Sfatiamo il mito - parte 2

Torniamo all'offerta gastronomica giapponese -o meglio- alla gastronomia offerta in Giappone. La precisazione e' necessaria visto che oltre alla cucina indigena tratteremo anche i particolari piatti che vanno di gran moda sulle tavole giapponesi, al di la' della originaria provenienza.

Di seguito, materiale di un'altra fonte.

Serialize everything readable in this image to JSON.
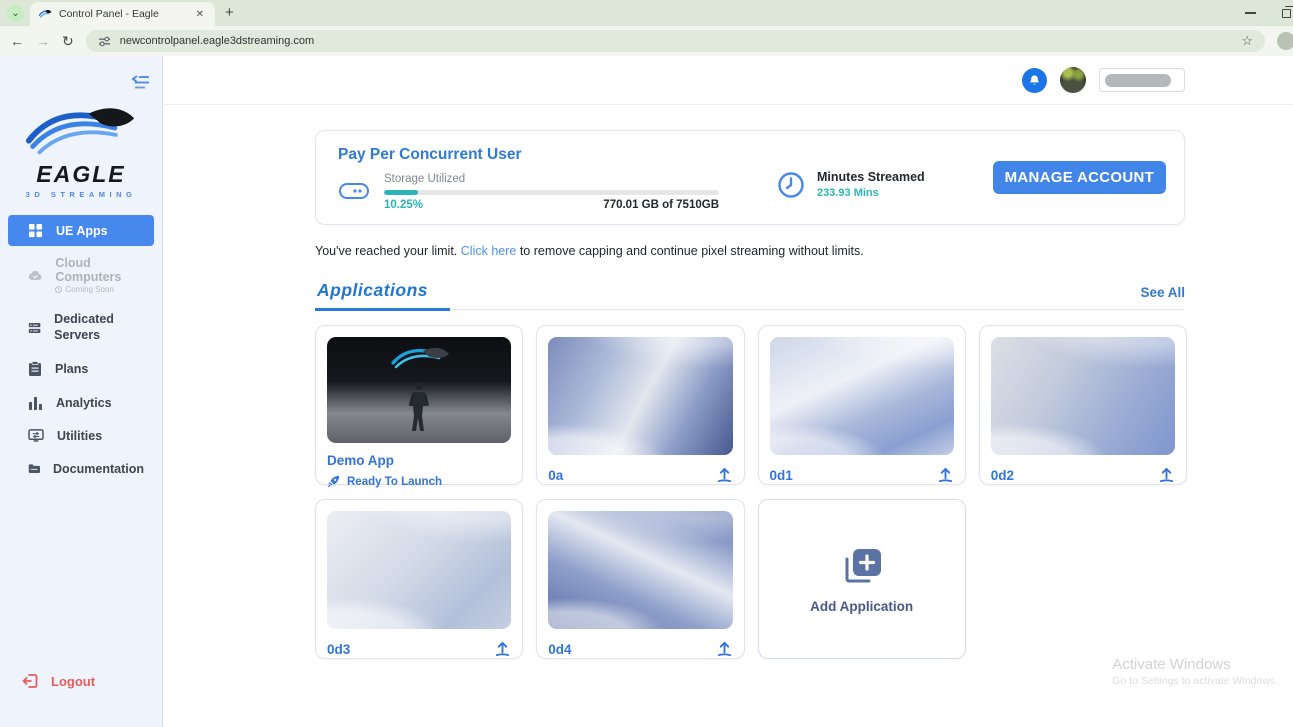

E come non iniziare dall'izakaya, la trasposizione dell'italiana osteria per certi versi, che e' sicuramente uno dei posti piu' tipici dove andare a mangiare con amici, a sbronzarsi con amici, o ad aspettare l'alba perche' si e' perso l'ultimo treno (sempre con amici).
Di izakaya ne esistono miriadi di tipi, da quella tradizionale a conduzione familiare alle grandi catene che spadroneggiano nei centri urbani. Sono spesso diverse per arredo, ubicazione e prezzi ma generalmente tutte sono accumunate da un menu estremamente vario e, tra loro, molto simile.

La cucina delle izakaya non ha una regionalita' o una nazionalita' ben definita, per quanto strizzi ovviamente l'occhio ai piatti giapponesi piu' comuni. Si troveranno quindi spiedini di pollo, sushi e sashimi in combo set vari, pesce alla piastra, miso e riso bianco, ma anche pizze (sono molto simili a piadine condite con pomodoro e formaggio generico in realta'), insalatone, involtini cinesi, omelette, piatti di pasta, patatine fritte, stuzzichini pastellati e un'infinita varieta' di ricette combinate prendendo spunto dalle varie cucine che tirano per la maggiore.



Alcuni piatti escono cosi' colorati, strambi, e di odori/gusti talmente sconosciuti che e' quasi un piacere provarli. "Quasi" perche' spesso esperimenti come gli "involtini primavera con formaggio fuso" (che vedete nella foto nella parte sinistra del piatto, a fianco di non mi ricordo piu' cosa) non sono proprio quel che si dice un ottimo abbinamento di sapori.

L'izakaya rimane comunque un'esperienza che piu' che "da provare" diventera' "ordinaria" per tutta una serie di ragioni: orario continuato 24/7, localizzazione capillare, menu periodicamente aggiornati con novita' (che se di successo diventano regolari), servizio al tavolo rapido (ricordando che si tratta di cibi precotti) e prezzo davvero contenuto. Il fatto poi che affezionandosi a una particolare catena (chi ha detto Za-Watami?) si ha la certezza di ritrovare il medesimo gusto negli stessi piatti di ogni filiale, e' soggettivamente un plus.

Ma attenzione. Oltre all'offerta nipponica, ci sono diverse varianti per mangiare in compagnia, a partire dalle osterie di tipo koreano. Queste non hanno un nome preciso, o meglio lo avranno sicuramente in patria, ma in Giappone per dire "andiamo a mangiare koreano" si dice andiamo a mangiare da [nome del locale]; questo principalmente perche' non esistono famose catene di osterie koreane, e le insegne private spopolano. A ragione direi.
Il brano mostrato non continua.